Mullah film at Kazan Festival: we can!

Mullah film at Kazan Festival: we can! Photo: tatarkino.ru

A film that's rumoured to be one of the candidates to get Grand Prix was shown on the second day of the Kazan International Muslim Film Festival. It's Mullah film based on Tufan Minnulin's play. It competes in Full-Length Fictions Films. Realnoe Vremya tells the details.

A blast from the past

Mullah play was written by leading author of the Kamal Theatre Tufan Minnulin quite a while ago. The Kamal Theatre's head director Farid Bikchantayev made up its successful stage version several years ago, which, sadly, isn't staged any more.
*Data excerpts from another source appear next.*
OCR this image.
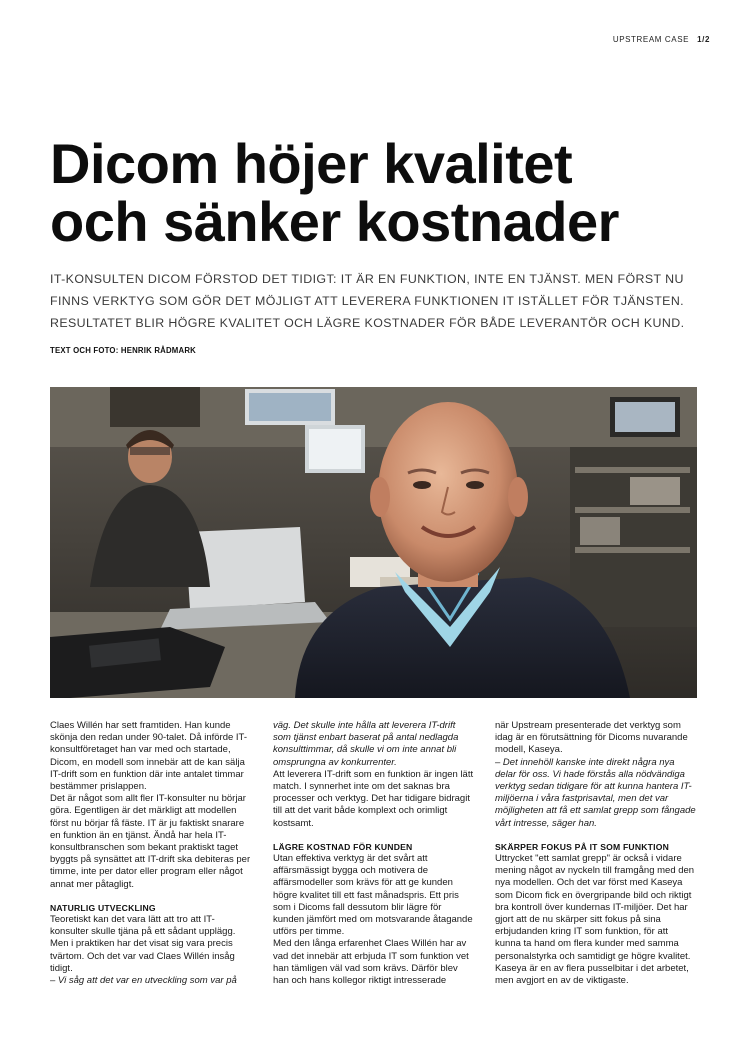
UPSTREAM CASE 1/2
Dicom höjer kvalitet
och sänker kostnader

IT-KONSULTEN DICOM FÖRSTOD DET TIDIGT: IT ÄR EN FUNKTION, INTE EN TJÄNST. MEN FÖRST NU FINNS VERKTYG SOM GÖR DET MÖJLIGT ATT LEVERERA FUNKTIONEN IT ISTÄLLET FÖR TJÄNSTEN. RESULTATET BLIR HÖGRE KVALITET OCH LÄGRE KOSTNADER FÖR BÅDE LEVERANTÖR OCH KUND.

TEXT OCH FOTO: HENRIK RÅDMARK

Claes Willén har sett framtiden. Han kunde skönja den redan under 90-talet. Då införde IT-konsultföretaget han var med och startade, Dicom, en modell som innebär att de kan sälja IT-drift som en funktion där inte antalet timmar bestämmer prislappen.

Det är något som allt fler IT-konsulter nu börjar göra. Egentligen är det märkligt att modellen först nu börjar få fäste. IT är ju faktiskt snarare en funktion än en tjänst. Ändå har hela IT-konsultbranschen som bekant praktiskt taget byggts på synsättet att IT-drift ska debiteras per timme, inte per dator eller program eller något annat mer påtagligt.

NATURLIG UTVECKLING

Teoretiskt kan det vara lätt att tro att IT-konsulter skulle tjäna på ett sådant upplägg. Men i praktiken har det visat sig vara precis tvärtom. Och det var vad Claes Willén insåg tidigt.

– Vi såg att det var en utveckling som var på

väg. Det skulle inte hålla att leverera IT-drift som tjänst enbart baserat på antal nedlagda konsulttimmar, då skulle vi om inte annat bli omsprungna av konkurrenter.

Att leverera IT-drift som en funktion är ingen lätt match. I synnerhet inte om det saknas bra processer och verktyg. Det har tidigare bidragit till att det varit både komplext och orimligt kostsamt.

LÄGRE KOSTNAD FÖR KUNDEN

Utan effektiva verktyg är det svårt att affärsmässigt bygga och motivera de affärsmodeller som krävs för att ge kunden högre kvalitet till ett fast månadspris. Ett pris som i Dicoms fall dessutom blir lägre för kunden jämfört med om motsvarande åtagande utförs per timme.

Med den långa erfarenhet Claes Willén har av vad det innebär att erbjuda IT som funktion vet han tämligen väl vad som krävs. Därför blev han och hans kollegor riktigt intresserade

när Upstream presenterade det verktyg som idag är en förutsättning för Dicoms nuvarande modell, Kaseya.

– Det innehöll kanske inte direkt några nya delar för oss. Vi hade förstås alla nödvändiga verktyg sedan tidigare för att kunna hantera IT-miljöerna i våra fastprisavtal, men det var möjligheten att få ett samlat grepp som fångade vårt intresse, säger han.

SKÄRPER FOKUS PÅ IT SOM FUNKTION

Uttrycket "ett samlat grepp" är också i vidare mening något av nyckeln till framgång med den nya modellen. Och det var först med Kaseya som Dicom fick en övergripande bild och riktigt bra kontroll över kundernas IT-miljöer. Det har gjort att de nu skärper sitt fokus på sina erbjudanden kring IT som funktion, för att kunna ta hand om flera kunder med samma personalstyrka och samtidigt ge högre kvalitet. Kaseya är en av flera pusselbitar i det arbetet, men avgjort en av de viktigaste.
Though it's not professional to compare a film and a play, we should judge by the genre's laws. We can't help but remember the final created by Bikchantayev. It's different than the one in the film, in fact. But they are similar. By Bikchantayev, after the leading character dies, a boy enters the mosque, a beam of light enlightens his figure, and the kid performs salah diligently pronouncing words. The metaphor is clear – it's impossible to kill the people's soul and faith.

In the film, the mullah doesn't die, he lies in bed in white clothes and hears a kid's voice coming from the mosque – the boy was performing salah. Both the film and the play's spectators have the same idea – faith and soul are immortal. In general, we can presuppose it's what he was writing the play about if we are familiar with Minnulin's oeuvre.

In the film, the mullah doesn't die, he lies in bed in white clothes and hears a kid's voice coming from the mosque – the boy was praying

According to some backstage talks, Mullah is considered one of the leaders of the current film festival. The run caused a buzz. The film was simultaneously shown in three halls instead of one. But even three halls weren't enough for all people who wanted to see the film. The shooting crew or, more precisely, its small part moved from one site to another and didn't remain there for more than 10 minutes.

It was said a long time ago Mullah needed to be shot. But it didn't work until Tatarfilm director Milyausha Aytuganova became the film's producer. Marat Akhmetshin is the second producer, he is also the person who wrote music for the film. Mullah was shot with the help of the Tatarstan government. Though it can't be called expensive, its artistic quality wasn't affected.

White clothes

Ramil Fazliyev and Amir Galiaskarov shot the film. Fazliyev played the main character. The scene takes place in Kubyan, the director's village in Atna District, such a view of modern society with its evils and virtues. Here people can be kind, generous, magnanimous, here people can also cure their soul with alcohol, steal and keep others in terror. The film's main character Asfandiyar appears here as a mullah by a quirk of fate.

There is a kind of weakness of the script, as a result of which psychological reasons disappear. For instance, it's not clear why Asfandiyar suddenly agreed to become a religious cleric. Or why the former Afghan military and today's successful farmer turns from the mullah's enemy into his supporter. But the film was shot in such a stylistic uniformity, with such carefully considered tempo and rhythm, it's so imbued with the idea of the people's soul's immortality, which is cemented with faith, that you forgive these hiccups.

Ramil Fazliyev and Amir Galiaskarov shot the film. Fazliyev played the main character. Photo: Maksim Platonov

Ramil Fazliyev, who has a degree in directing and is working as the head director of the Atna Tatar Drama Theatre, is very stingy with emotions and as laconic as possible. But on the screen, his internal state reminds a volcano, which is deceptively covered with a layer of ash and hides the molten lava for some time. The character is surprisingly a slam dunk. However, Mullah has a lot of wonderful acting.

Not being a supporter of ''figureheads'' in Tatarstan films, I should note the appearance of Marat Basharov in the film isn't seen as a media stunt to attract the audience to the hall. The episode Basharov appears in, the logic of the development of that small character he played is quite logical and quite explainable.

''Faith without works is dead'' is a Christian postulate that's as precise as possible in the film about the mullah. Asfandiyar isn't a theologian, he's just a conscientious, whole man, and the sermon of his faith is kind, pious acts, his soul is tuned this way.

And the end where the main character lies in bed in white clothes after the attack where it isn't clear from the beginning whether he is alive or dead is very touching. The mullah opens his eyes a bit when he hears an immature voice of a kid who was performing salah from the neighbouring mosque. It means all he did was correct. The kid who substituted him at the mosque is live, real faith, strong thread connecting generations.

Tatarstan shot a film without lectures, an instruction that shows the face of Islam – patient and humane, which correspondent to the goal the Kazan International Muslim Film Festival was created for. Firstly, the film is full of poetic landscapes shot by Yury Danilov's camera who knows how to see beauty in an everyday landscape. Mullah has a story, fate, there is an attractive plot. There is Fazliyev's charisma. Let's wait and see what the jury will say.